VATIKANSTADT – Sechzig Jahre nach der Erklärung Nostra Aetate des Zweiten Vatikanischen Konzils fordert der Vatikan einen erneuerten Ansatz für den interreligiösen Dialog, der darauf abzielt, ein friedliches Zusammenleben zu fördern, ohne religiöse Unterschiede auszulöschen.

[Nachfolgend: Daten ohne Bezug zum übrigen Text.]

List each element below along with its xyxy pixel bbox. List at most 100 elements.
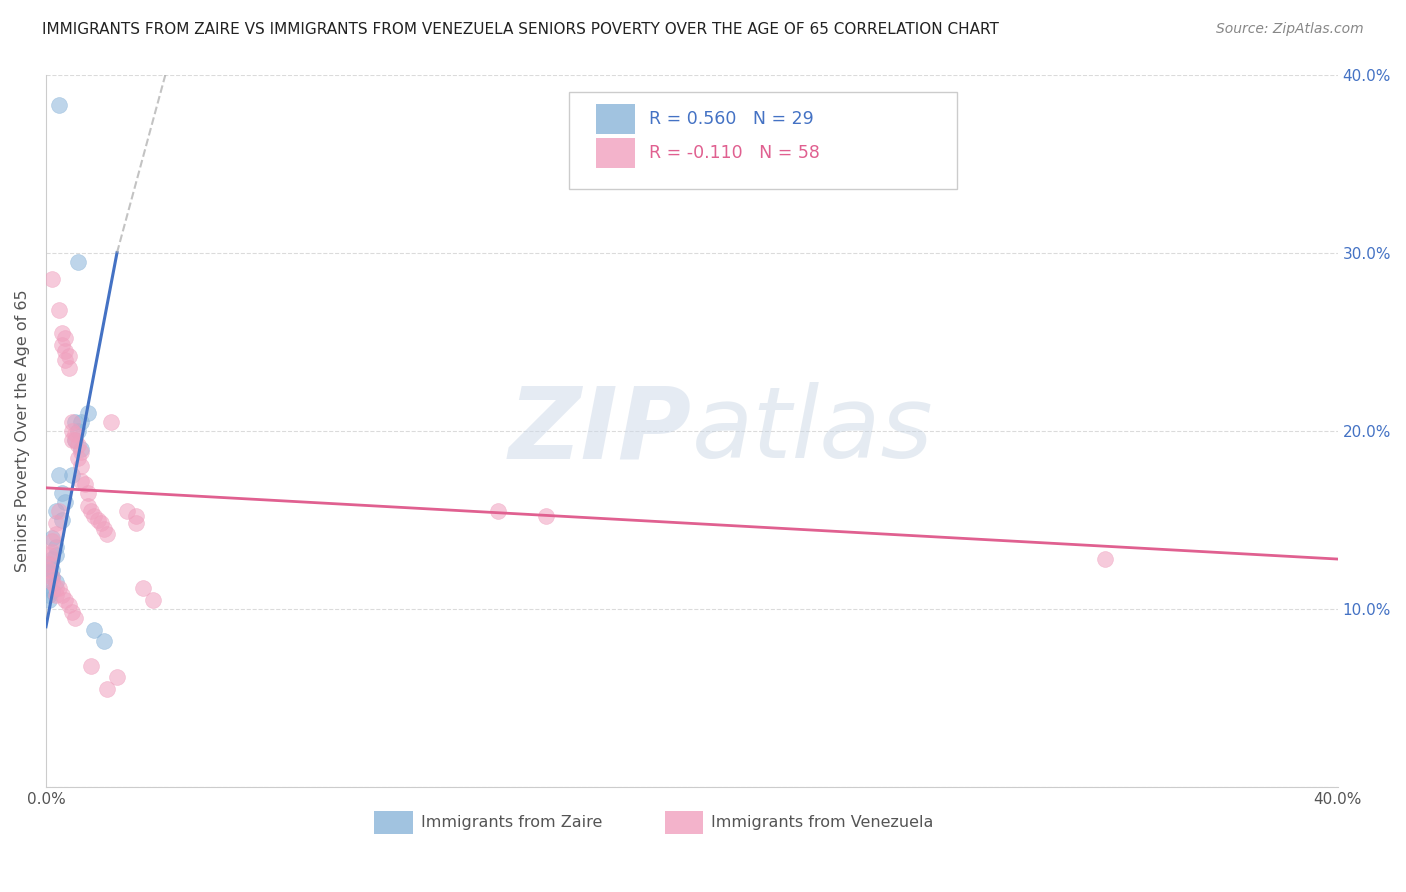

„Angesichts derer, die Spaltungen schüren und Konflikte schüren, sind Gläubige verschiedener Traditionen – und vor allem ihre Führer – heute aufgerufen, sich ihrer unüberbrückbaren Unterschiede bewusst zu bleiben, aber mit Klarheit und Hoffnung nach den notwendigen Bedingungen für ein friedliches Zusammenleben zu suchen“, heißt es in einer neuen gemeinsamen Note des Dikasteriums für die Glaubenslehre, des Dikasteriums für die Förderung der Einheit der Christen und des Dikasteriums für den interreligiösen Dialog.

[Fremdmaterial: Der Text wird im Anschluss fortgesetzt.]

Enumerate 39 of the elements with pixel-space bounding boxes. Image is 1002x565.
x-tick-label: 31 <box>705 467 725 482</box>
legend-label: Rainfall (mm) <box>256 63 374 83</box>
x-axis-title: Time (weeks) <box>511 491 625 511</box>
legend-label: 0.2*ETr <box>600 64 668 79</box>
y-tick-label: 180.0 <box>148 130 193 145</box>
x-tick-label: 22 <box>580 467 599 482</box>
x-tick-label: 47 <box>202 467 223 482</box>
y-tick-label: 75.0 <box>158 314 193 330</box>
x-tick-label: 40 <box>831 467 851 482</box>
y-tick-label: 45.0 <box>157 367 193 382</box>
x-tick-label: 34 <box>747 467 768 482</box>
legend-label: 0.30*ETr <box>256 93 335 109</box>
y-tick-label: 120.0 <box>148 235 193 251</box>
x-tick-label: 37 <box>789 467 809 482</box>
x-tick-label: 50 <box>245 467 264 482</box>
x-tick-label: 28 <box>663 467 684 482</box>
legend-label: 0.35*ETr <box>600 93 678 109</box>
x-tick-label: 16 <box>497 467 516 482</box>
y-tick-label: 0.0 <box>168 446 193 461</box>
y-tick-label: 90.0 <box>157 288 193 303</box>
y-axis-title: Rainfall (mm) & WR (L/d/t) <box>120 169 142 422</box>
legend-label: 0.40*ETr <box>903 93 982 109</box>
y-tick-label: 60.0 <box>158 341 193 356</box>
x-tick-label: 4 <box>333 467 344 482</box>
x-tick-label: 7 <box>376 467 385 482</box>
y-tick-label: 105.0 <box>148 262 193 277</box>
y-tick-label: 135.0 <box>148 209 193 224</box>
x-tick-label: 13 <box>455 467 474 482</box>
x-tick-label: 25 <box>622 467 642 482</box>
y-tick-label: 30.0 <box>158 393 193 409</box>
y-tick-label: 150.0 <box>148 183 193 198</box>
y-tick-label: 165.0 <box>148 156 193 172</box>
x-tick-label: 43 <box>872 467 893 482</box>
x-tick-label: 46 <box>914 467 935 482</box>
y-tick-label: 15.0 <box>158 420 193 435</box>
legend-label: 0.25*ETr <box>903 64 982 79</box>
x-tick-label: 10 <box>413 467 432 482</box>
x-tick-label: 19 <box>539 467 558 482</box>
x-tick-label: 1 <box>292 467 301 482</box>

Das Dokument mit dem Titel „Eine Reise der Hoffnung: Sechzig Jahre interreligiöser Dialog und Brüderlichkeit im Licht der Konzilserklärung Nostra Aetate“ wurde am 16. September veröffentlicht. Papst Leo XIV. genehmigte die Note bei einer Audienz mit den Präfekten und Sekretären der drei Dikasterien am 22. Juni und ordnete ihre Veröffentlichung an.
Der Text gibt einen Überblick über die Lehren aufeinanderfolgender Päpste zu interreligiösen Beziehungen, wirft einen Rückblick auf den Weg, der seit der Verkündung von Nostra Aetate im Jahr 1965 zurückgelegt wurde, und wendet sich dem… zu.